A Review of “The Hidden History of Burma: Race, Capitalism, and the Crisis of Democracy in the 21st Century”

COUNCIL ON FOREIGN RELATIONS
October 10, 2019
Myanmar author Thant Myint-U speaks during the DSC Jaipur Literature Festival (JLF) in Jaipur, India on January 23, 2012. Prakash Singh/AFP/Getty Images


In the run-up to Myanmar’s elections next year, there is little positive news to report about a country that seemed like a democratic success story less than five years ago. On Aung San Suu Kyi’s watch, over the past four years the country has seen a regression in press freedom, expanded usage of anti-defamation laws and a general crackdown on speech, and massive rights abuses in western Myanmar’s Rakhine State.
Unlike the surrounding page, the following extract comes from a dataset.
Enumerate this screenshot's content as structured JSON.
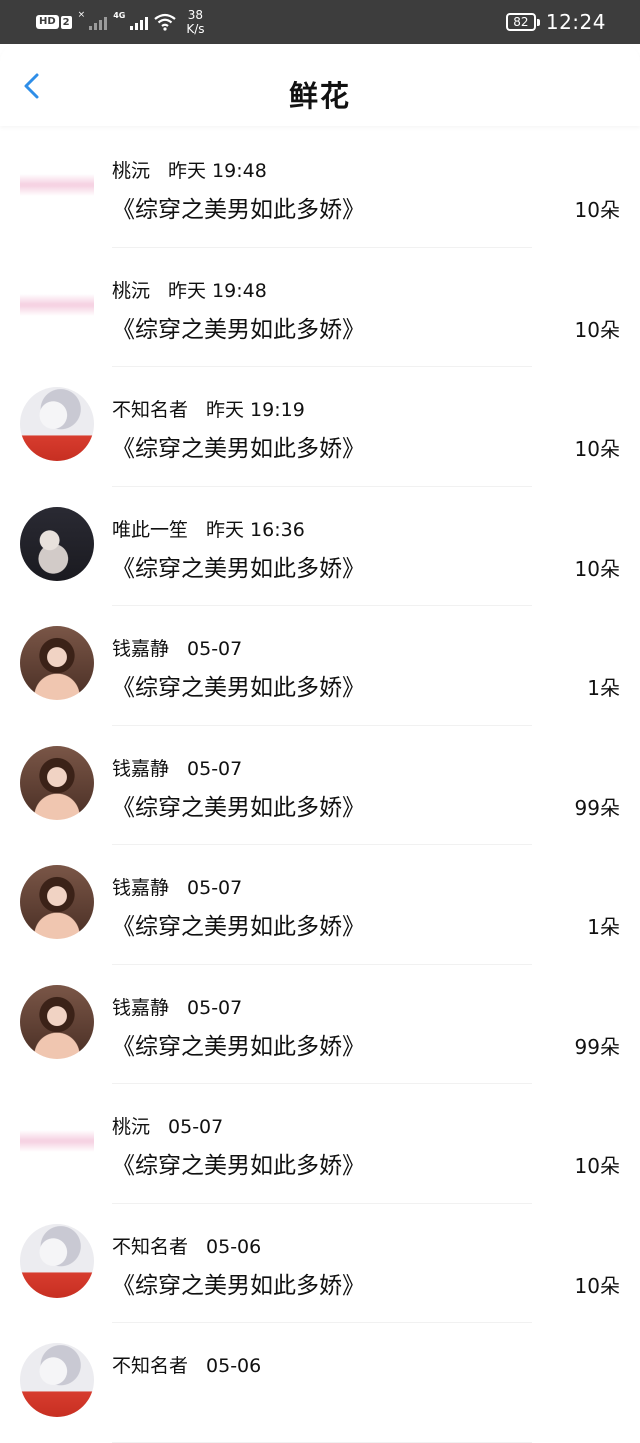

Although over one million Rohingya have already fled Rakhine, and chaos is engulfing the state again, as the military battles the Buddhist, ethnic Rakhine Arakan Army; the fighting is spreading, as army units reportedly have been attacking civilians as well. Fighting has ramped up in other ethnic minority areas as well, in the north and northeast, and Suu Kyi’s government also has made little headway towards serious economic reform either. Her government has shown little ability to develop or implement economic policy, tourists are scared off by the country’s deteriorating international image, inbound investment is falling, and Suu Kyi reportedly remains focused on the shaky peace process with ethnic rebels, not paying enough attention to the country’s dire economic needs. (To be fair, in recent months the National League for Democracy (NLD) has appeared to take up some reformist ideas, calling for changes to Myanmar’s constitution that would dilute the power of the military and potentially foster democratic progress.)